The decisions taken by the State Bank of India (SBI) to penalise its customers for not maintaining minimum balance in their savings accounts as well as to restrict its ATM facility (beyond a specified limit) for other banks’ customers are “missteps that could have been avoided”, an official of the Ministry of Finance has admitted. From 1 April, SBI, the country’s largest lender, proposes to charge for almost all services that banks usually provide to their customers. It justifies its proposed charges to cross-subsidise the cost for maintaining millions of Jan Dhan accounts that government-owned banks have opened to promote the government’s financial inclusion programme.

The government, however, feels that its push for greater digitisation of the economy is certainly not aimed at creating a revenue stream for banks. The official of the Ministry of Finance admitted that inculcating digital behaviour among its people does have a cost, but that should be set at a level which customers can happily endure. The banks, therefore, have been asked to reconsider its decision. Emboldened by the SBI’s move, many other banks are also gearing up for charging similar fees (to discourage cash transactions) that customers feel is not the right way to propagate the digital culture.

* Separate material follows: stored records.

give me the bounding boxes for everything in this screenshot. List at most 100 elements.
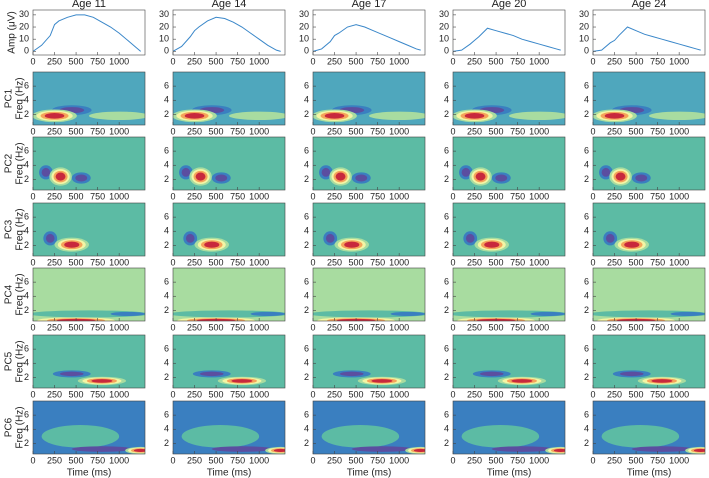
contour (44, 113, 65, 119)
x-tick-label: 0 (450, 191, 455, 201)
contour (615, 172, 626, 181)
contour (133, 448, 145, 453)
x-tick-label: 500 (209, 56, 224, 66)
axes-frame (592, 9, 706, 56)
y-tick-label: 10 (579, 34, 589, 44)
heatmap-background (453, 137, 565, 190)
x-tick-label: 500 (629, 56, 644, 66)
y-tick-label: 6 (164, 81, 169, 91)
contour (71, 446, 133, 452)
axes-frame (592, 334, 706, 389)
heatmap (33, 203, 145, 256)
x-tick-label: 1000 (389, 191, 409, 201)
x-tick-label: 500 (209, 191, 224, 201)
panel: 2 4 6 0 250 500 750 1000 (24, 202, 146, 267)
y-tick-label: 2 (444, 109, 449, 119)
waveform (32, 14, 142, 52)
panel: 2 4 6 0 250 500 750 1000 Time (ms) (164, 400, 286, 478)
x-tick-label: 1000 (389, 126, 409, 136)
x-tick-label: 250 (467, 455, 482, 465)
y-tick-label: 4 (444, 358, 449, 368)
axes-frame (592, 71, 706, 126)
y-tick-label: 0 (164, 46, 169, 56)
x-tick-label: 0 (310, 389, 315, 399)
x-tick-label: 750 (370, 257, 385, 267)
y-tick-label: 30 (19, 9, 29, 19)
x-tick-label: 500 (629, 389, 644, 399)
x-tick-label: 1000 (529, 322, 549, 332)
x-tick-label: 1000 (529, 191, 549, 201)
axes-frame (312, 334, 426, 389)
x-tick-label: 250 (327, 322, 342, 332)
contour (321, 425, 400, 448)
contour (624, 241, 640, 248)
panel: 2 4 6 0 250 500 750 1000 (164, 71, 286, 136)
heatmap (313, 203, 425, 256)
x-tick-label: 0 (310, 126, 315, 136)
x-tick-label: 0 (30, 56, 35, 66)
panel: 2 4 6 0 250 500 750 1000 (304, 334, 426, 399)
x-tick-label: 0 (310, 56, 315, 66)
x-tick-label: 750 (510, 56, 525, 66)
x-tick-label: 250 (467, 56, 482, 66)
panel: 2 4 6 0 250 500 750 1000 (584, 136, 706, 201)
y-tick-label: 6 (304, 344, 309, 354)
x-tick-label: 1000 (529, 56, 549, 66)
x-tick-label: 250 (467, 322, 482, 332)
heatmap (593, 268, 705, 321)
x-tick-label: 750 (650, 389, 665, 399)
x-tick-label: 0 (590, 257, 595, 267)
x-tick-label: 0 (170, 257, 175, 267)
panel: 2 4 6 0 250 500 750 1000 (584, 267, 706, 332)
contour (195, 172, 206, 181)
panel: 2 4 6 0 250 500 750 1000 (164, 202, 286, 267)
x-tick-label: 250 (47, 257, 62, 267)
axes-frame (32, 400, 146, 455)
y-tick-label: 2 (304, 240, 309, 250)
y-tick-label: 2 (444, 438, 449, 448)
x-tick-label: 250 (187, 126, 202, 136)
waveform (312, 24, 421, 52)
panel: 2 4 6 0 250 500 750 1000 (444, 267, 566, 332)
heatmap (173, 137, 285, 190)
y-tick-label: 4 (444, 291, 449, 301)
contour (651, 379, 673, 383)
y-tick-label: 4 (164, 291, 169, 301)
panel: 2 4 6 0 250 500 750 1000 Time (ms) (24, 400, 146, 478)
x-tick-label: 0 (450, 126, 455, 136)
contour (484, 241, 500, 248)
x-tick-label: 0 (30, 455, 35, 465)
x-tick-label: 1000 (389, 389, 409, 399)
axes-frame (32, 202, 146, 257)
y-tick-label: 4 (24, 95, 29, 105)
x-tick-label: 250 (47, 322, 62, 332)
x-tick-label: 500 (349, 56, 364, 66)
column-title: Age 14 (212, 0, 247, 10)
panel: Age 14 0 10 20 30 0 250 500 750 1000 (159, 0, 286, 66)
y-axis-label: Freq (Hz) (15, 340, 26, 382)
contour (250, 311, 285, 317)
panel: 2 4 6 0 250 500 750 1000 (164, 334, 286, 399)
y-axis-label: Freq (Hz) (15, 77, 26, 119)
contour (344, 241, 360, 248)
x-tick-label: 750 (230, 389, 245, 399)
x-tick-label: 250 (467, 126, 482, 136)
x-tick-label: 250 (327, 56, 342, 66)
x-tick-label: 500 (69, 191, 84, 201)
contour (670, 311, 705, 317)
contour (231, 379, 253, 383)
y-tick-label: 4 (584, 424, 589, 434)
y-tick-label: 2 (164, 372, 169, 382)
y-tick-label: 30 (439, 9, 449, 19)
x-tick-label: 1000 (669, 389, 689, 399)
panel: 2 4 6 0 250 500 750 1000 (24, 334, 146, 399)
x-tick-label: 1000 (669, 191, 689, 201)
x-tick-label: 500 (489, 322, 504, 332)
contour (635, 174, 648, 182)
contour (211, 446, 273, 452)
x-tick-label: 1000 (109, 455, 129, 465)
x-tick-label: 250 (327, 126, 342, 136)
x-tick-label: 500 (489, 191, 504, 201)
x-tick-label: 1000 (669, 257, 689, 267)
heatmap (33, 401, 145, 454)
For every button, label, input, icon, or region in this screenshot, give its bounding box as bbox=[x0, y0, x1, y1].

From 1 April, SBI, the country’s largest lender, proposes to charge for almost all services that banks usually provide to their customers. It justifies its proposed charges to cross-subsidise the cost for maintaining millions of Jan Dhan accounts that government-owned banks have opened to promote the government’s financial inclusion programme.
Apparently, banks are doing it to discourage cash transactions or to promote the government’s digitisation agenda, but they are also “looking at non-interest based revenue streams to boost their profitability”, said Amit Gupta, co-founder and CEO, TradingBells. The huge pile of non-performing loans (assets) in their books, topped by the lower demand for credit in the economy makes their search for operational profitability “a genuine one”, Gupta admitted. It is an accepted fact that carrying out transactions digitally does bring down operational cost for banks, helping them increase their profit margins.

Although the entire idea of charging customers for services a bank renders “is actually a step in the right direction, this could have been planned in a much better way”, Gupta said. SBI’s customers living in metro towns need to keep Rs 5,000 as the minimum balance in a month, failing which would invite a penalty of up to Rs 100 plus service tax.

Similar charges for rural, semi-urban and urban geographies have also been proposed. “What should be reconsidered is the quantum of the service charges that banks propose to inflict on their customers,” Gupta said.

Analysts also feel that the current charges for carrying out digital transactions (by debit or credit cards) should be rationalised to encourage more of these.